Technical Solution Approaches:
- Computer vision for icon recognition
- Multi-modal embedding for visual-DOM alignment
- Accessible name computation according to ARIA standards
3. The Selector Stability Problem
A reliable E2E test needs stable selectors. The LLM must not only find an element but also generate a robust selector for it.
Selector Hierarchy (from stable to fragile):
data-testid
attributes (ideal, but rarely available)- Semantic selectors (
role
,aria-label
) - Relative positioning to known elements
- CSS classes and IDs
- XPath with absolute positions (fragile)
// Robust selector algorithm
function generateSelector(element, dom) {
if (element.dataset.testid) {
return `[data-testid="${element.dataset.testid}"]`;
}
if (element.getAttribute('aria-label')) {
return `[aria-label="${element.getAttribute('aria-label')}"]`;
}
// Fallback: Relative positioning
const nearbyLandmark = findNearestLandmark(element, dom);
if (nearbyLandmark) {
return `${nearbyLandmark.selector} >> ${getRelativeSelector(element)}`;
}
// Last resort: CSS path
return generateCSSPath(element);
}
The Value of Specialized Solutions
A well-thought-out AI test automation solution should provide:
Technical Excellence:
- Multi-agent architecture for optimal specialization
- Intelligent context optimization
- Robust selector generation
- Efficient caching and retry mechanisms
Developer Experience:
- Seamless integration into existing test suites
- Export to common frameworks (Playwright, Cypress, Selenium)
- Test versioning and diffing
- CI/CD pipeline integration
Business Value:
- Self-service for product owners without developer bottleneck
- Dramatic reduction in test maintenance time
- Better test coverage through lower creation costs
Conclusion: Why You Should Suggest a Specialized Solution to Your PO
AI test automation is a fascinating problem that goes far beyond “LLM + Browser.” The technical challenges are real and complex:
- Context management for large DOMs
- Visual-DOM mapping for robust element identification
- Selector strategies for maintainable tests
- Multi-agent orchestration for optimal performance
As a developer, you understand this complexity.
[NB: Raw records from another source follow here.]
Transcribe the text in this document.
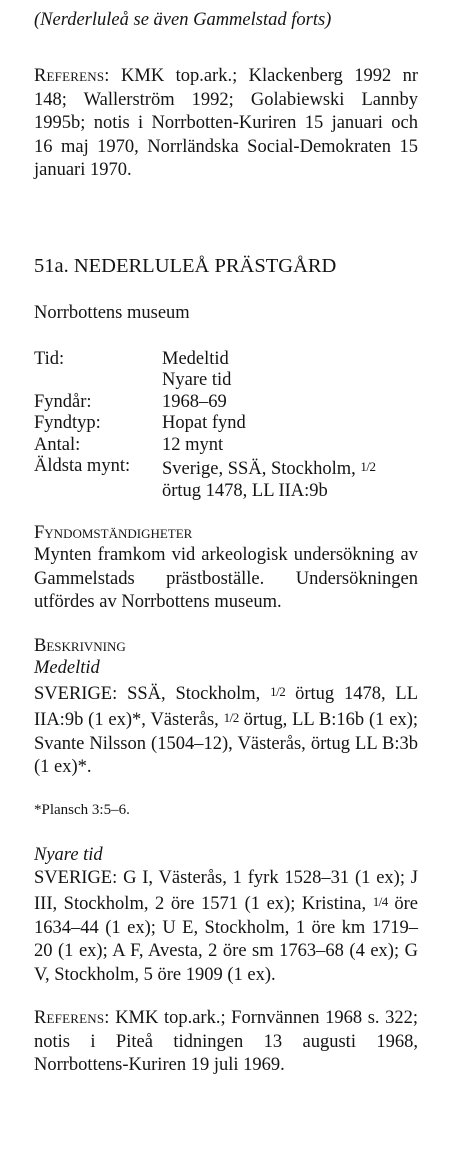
(Nerderluleå se även Gammelstad forts)

Referens: KMK top.ark.; Klackenberg 1992 nr 148; Wallerström 1992; Golabiewski Lannby 1995b; notis i Norrbotten-Kuriren 15 januari och 16 maj 1970, Norrländska Social-Demokraten 15 januari 1970.

51a. NEDERLULEÅ PRÄSTGÅRD

Norrbottens museum

Tid:	Medeltid
	Nyare tid
Fyndår:	1968–69
Fyndtyp:	Hopat fynd
Antal:	12 mynt
Äldsta mynt:	Sverige, SSÄ, Stockholm, 1/2 örtug 1478, LL IIA:9b

Fyndomständigheter

Mynten framkom vid arkeologisk undersökning av Gammelstads prästboställe. Undersökningen utfördes av Norrbottens museum.

Beskrivning

Medeltid

SVERIGE: SSÄ, Stockholm, 1/2 örtug 1478, LL IIA:9b (1 ex)*, Västerås, 1/2 örtug, LL B:16b (1 ex); Svante Nilsson (1504–12), Västerås, örtug LL B:3b (1 ex)*.

*Plansch 3:5–6.

Nyare tid

SVERIGE: G I, Västerås, 1 fyrk 1528–31 (1 ex); J III, Stockholm, 2 öre 1571 (1 ex); Kristina, 1/4 öre 1634–44 (1 ex); U E, Stockholm, 1 öre km 1719–20 (1 ex); A F, Avesta, 2 öre sm 1763–68 (4 ex); G V, Stockholm, 5 öre 1909 (1 ex).

Referens: KMK top.ark.; Fornvännen 1968 s. 322; notis i Piteå tidningen 13 augusti 1968, Norrbottens-Kuriren 19 juli 1969.
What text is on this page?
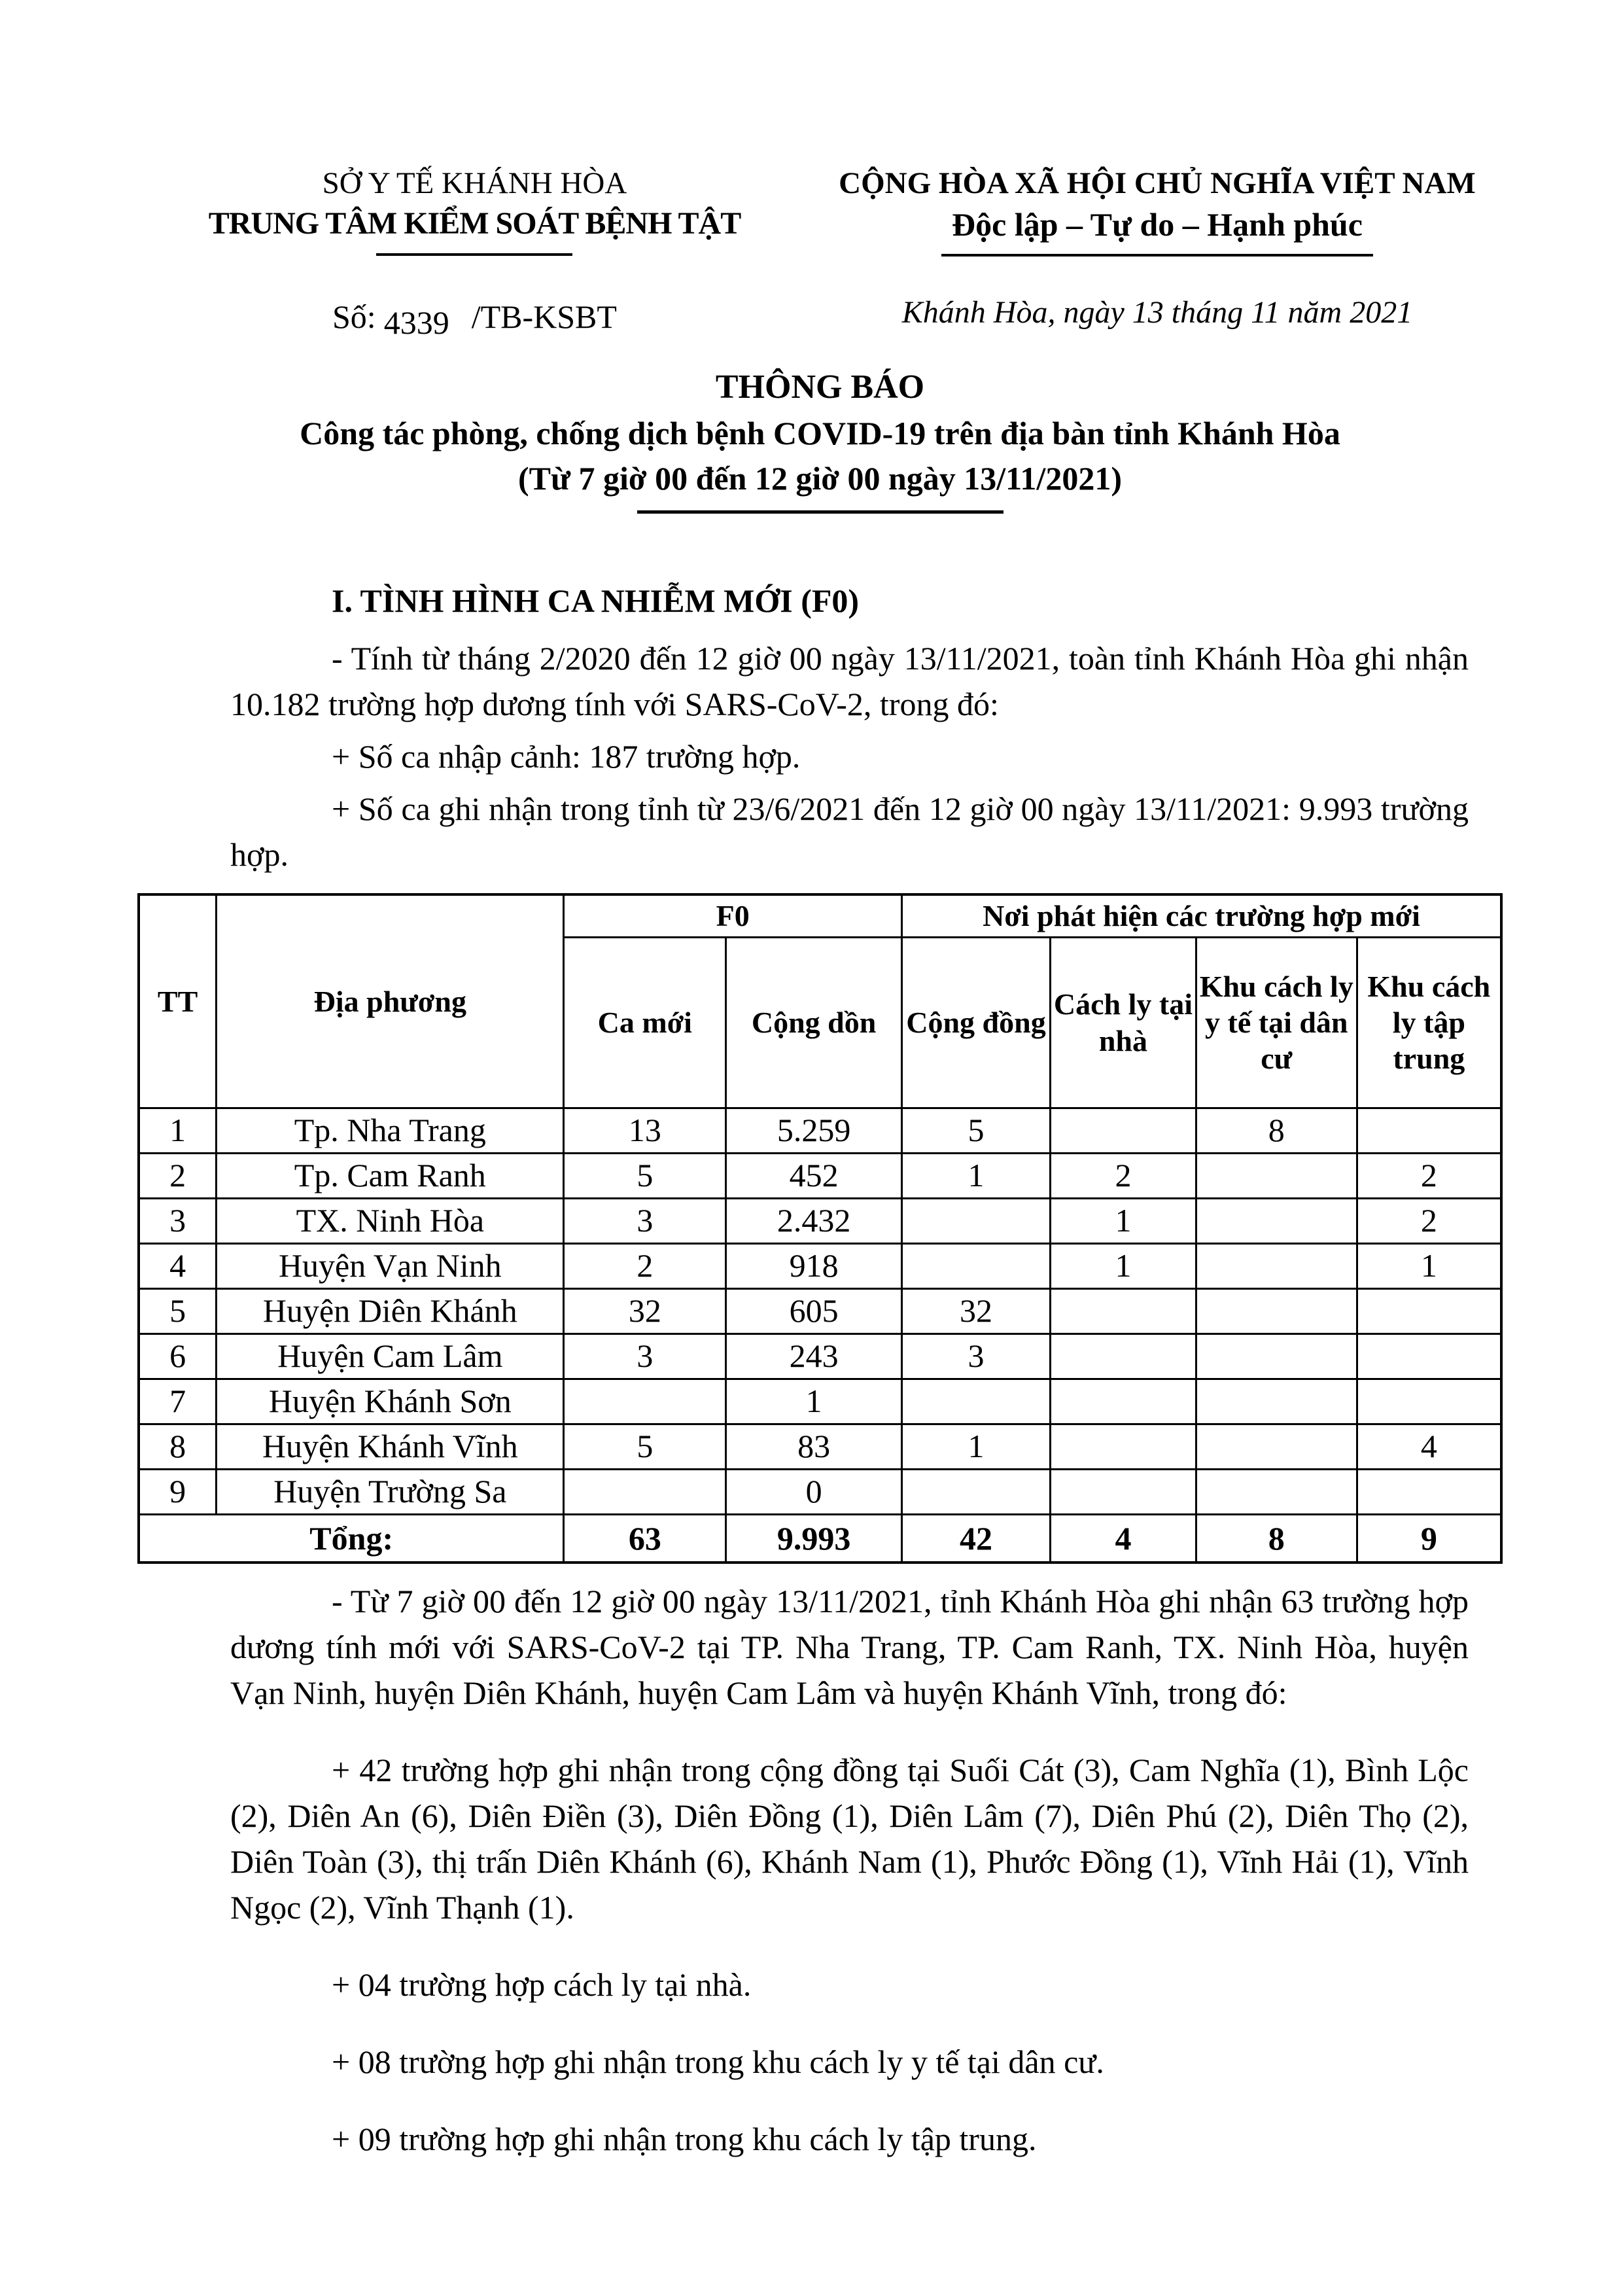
SỞ Y TẾ KHÁNH HÒA
TRUNG TÂM KIỂM SOÁT BỆNH TẬT
Số: 4339 /TB-KSBT
CỘNG HÒA XÃ HỘI CHỦ NGHĨA VIỆT NAM
Độc lập – Tự do – Hạnh phúc
Khánh Hòa, ngày 13 tháng 11 năm 2021
THÔNG BÁO
Công tác phòng, chống dịch bệnh COVID-19 trên địa bàn tỉnh Khánh Hòa
(Từ 7 giờ 00 đến 12 giờ 00 ngày 13/11/2021)
I. TÌNH HÌNH CA NHIỄM MỚI (F0)

- Tính từ tháng 2/2020 đến 12 giờ 00 ngày 13/11/2021, toàn tỉnh Khánh Hòa ghi nhận 10.182 trường hợp dương tính với SARS-CoV-2, trong đó:

+ Số ca nhập cảnh: 187 trường hợp.

+ Số ca ghi nhận trong tỉnh từ 23/6/2021 đến 12 giờ 00 ngày 13/11/2021: 9.993 trường hợp.

TT	Địa phương	F0		Nơi phát hiện các trường hợp mới			
		Ca mới	Cộng dồn	Cộng đồng	Cách ly tại nhà	Khu cách ly y tế tại dân cư	Khu cách ly tập trung
1	Tp. Nha Trang	13	5.259	5		8	
2	Tp. Cam Ranh	5	452	1	2		2
3	TX. Ninh Hòa	3	2.432		1		2
4	Huyện Vạn Ninh	2	918		1		1
5	Huyện Diên Khánh	32	605	32			
6	Huyện Cam Lâm	3	243	3			
7	Huyện Khánh Sơn		1				
8	Huyện Khánh Vĩnh	5	83	1			4
9	Huyện Trường Sa		0				
Tổng:		63	9.993	42	4	8	9

- Từ 7 giờ 00 đến 12 giờ 00 ngày 13/11/2021, tỉnh Khánh Hòa ghi nhận 63 trường hợp dương tính mới với SARS-CoV-2 tại TP. Nha Trang, TP. Cam Ranh, TX. Ninh Hòa, huyện Vạn Ninh, huyện Diên Khánh, huyện Cam Lâm và huyện Khánh Vĩnh, trong đó:

+ 42 trường hợp ghi nhận trong cộng đồng tại Suối Cát (3), Cam Nghĩa (1), Bình Lộc (2), Diên An (6), Diên Điền (3), Diên Đồng (1), Diên Lâm (7), Diên Phú (2), Diên Thọ (2), Diên Toàn (3), thị trấn Diên Khánh (6), Khánh Nam (1), Phước Đồng (1), Vĩnh Hải (1), Vĩnh Ngọc (2), Vĩnh Thạnh (1).

+ 04 trường hợp cách ly tại nhà.

+ 08 trường hợp ghi nhận trong khu cách ly y tế tại dân cư.

+ 09 trường hợp ghi nhận trong khu cách ly tập trung.
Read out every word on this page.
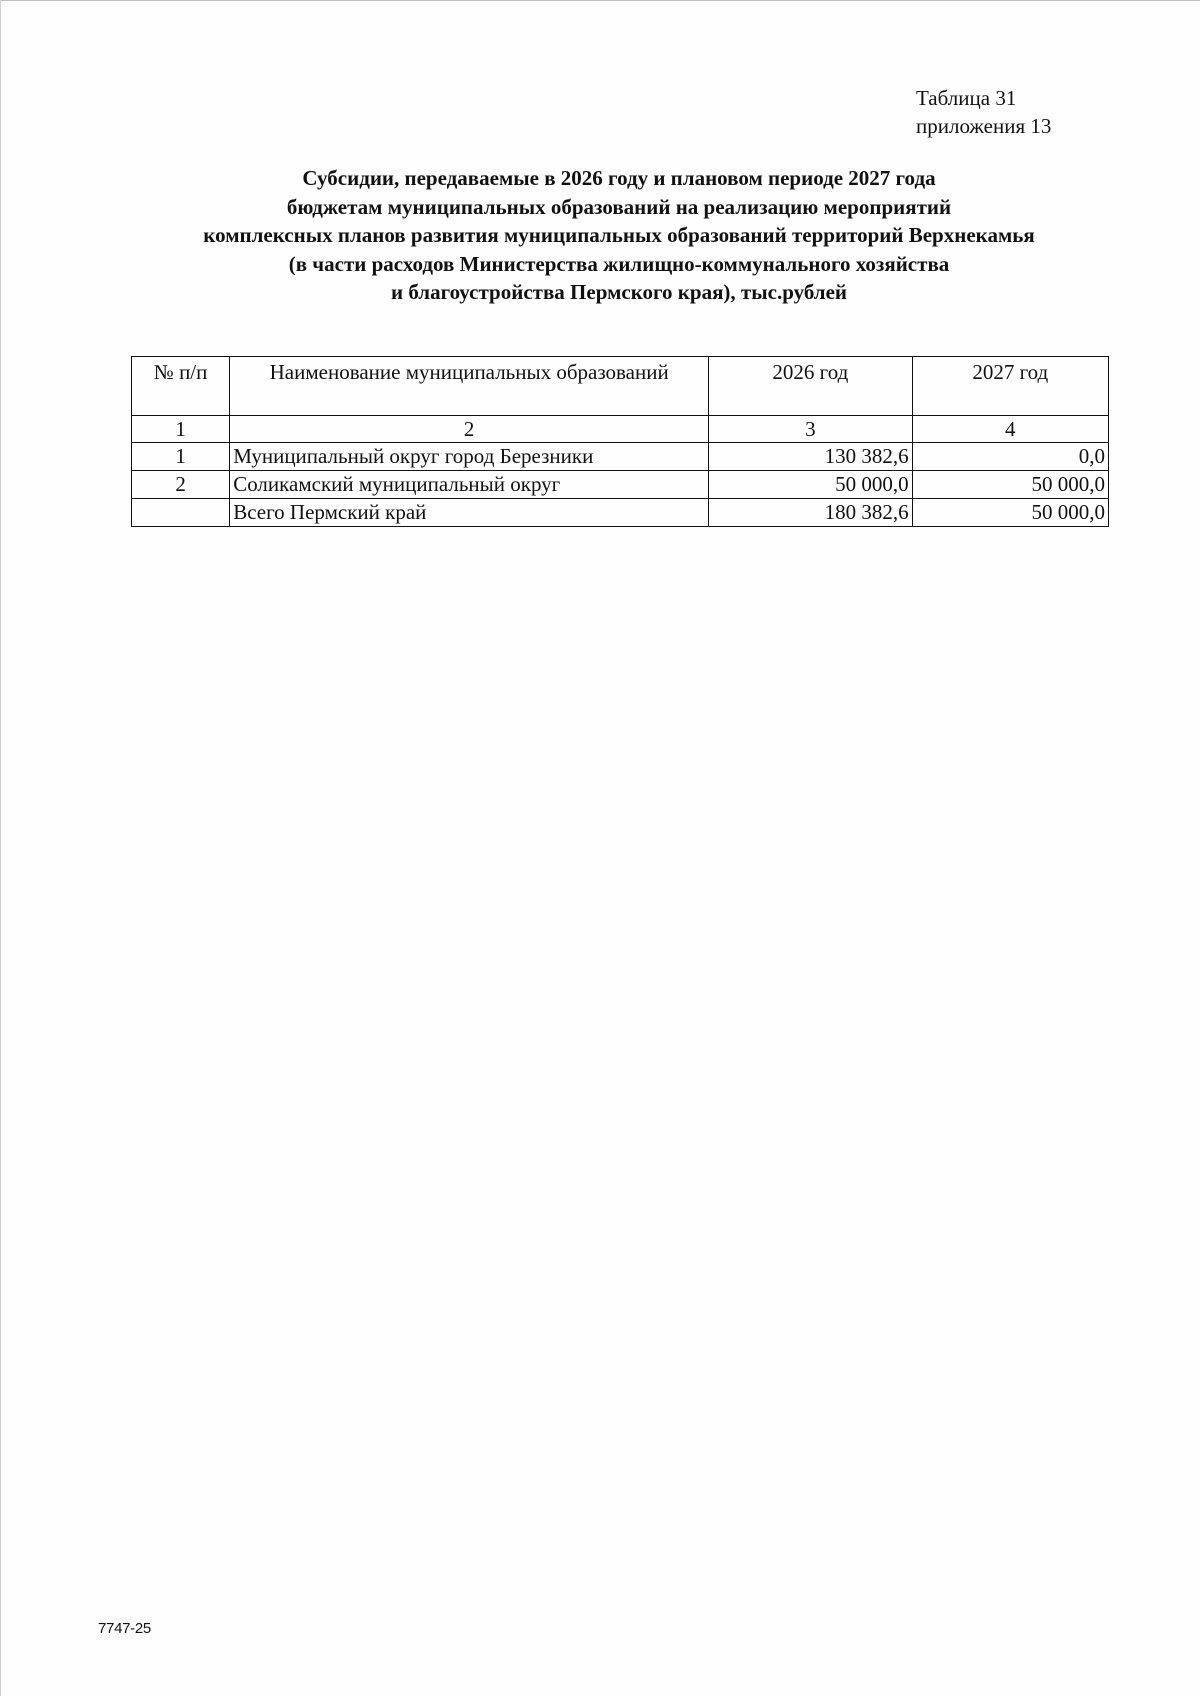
Таблица 31
приложения 13
Субсидии, передаваемые в 2026 году и плановом периоде 2027 года
бюджетам муниципальных образований на реализацию мероприятий
комплексных планов развития муниципальных образований территорий Верхнекамья
(в части расходов Министерства жилищно-коммунального хозяйства
и благоустройства Пермского края), тыс.рублей
№ п/п	Наименование муниципальных образований	2026 год	2027 год
1	2	3	4
1	Муниципальный округ город Березники	130 382,6	0,0
2	Соликамский муниципальный округ	50 000,0	50 000,0
	Всего Пермский край	180 382,6	50 000,0
7747-25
When your product owner asks: “Can’t we just use ChatGPT?”, you can explain why a specialized solution is necessary.
The value for you:
- Less time spent on flaky test maintenance
- More test coverage without proportionally more effort
- Better collaboration with business stakeholders
- Focus on more interesting development tasks
The future of E2E test automation doesn’t lie in generic AI tools, but in specialized systems that thoughtfully solve these technical challenges.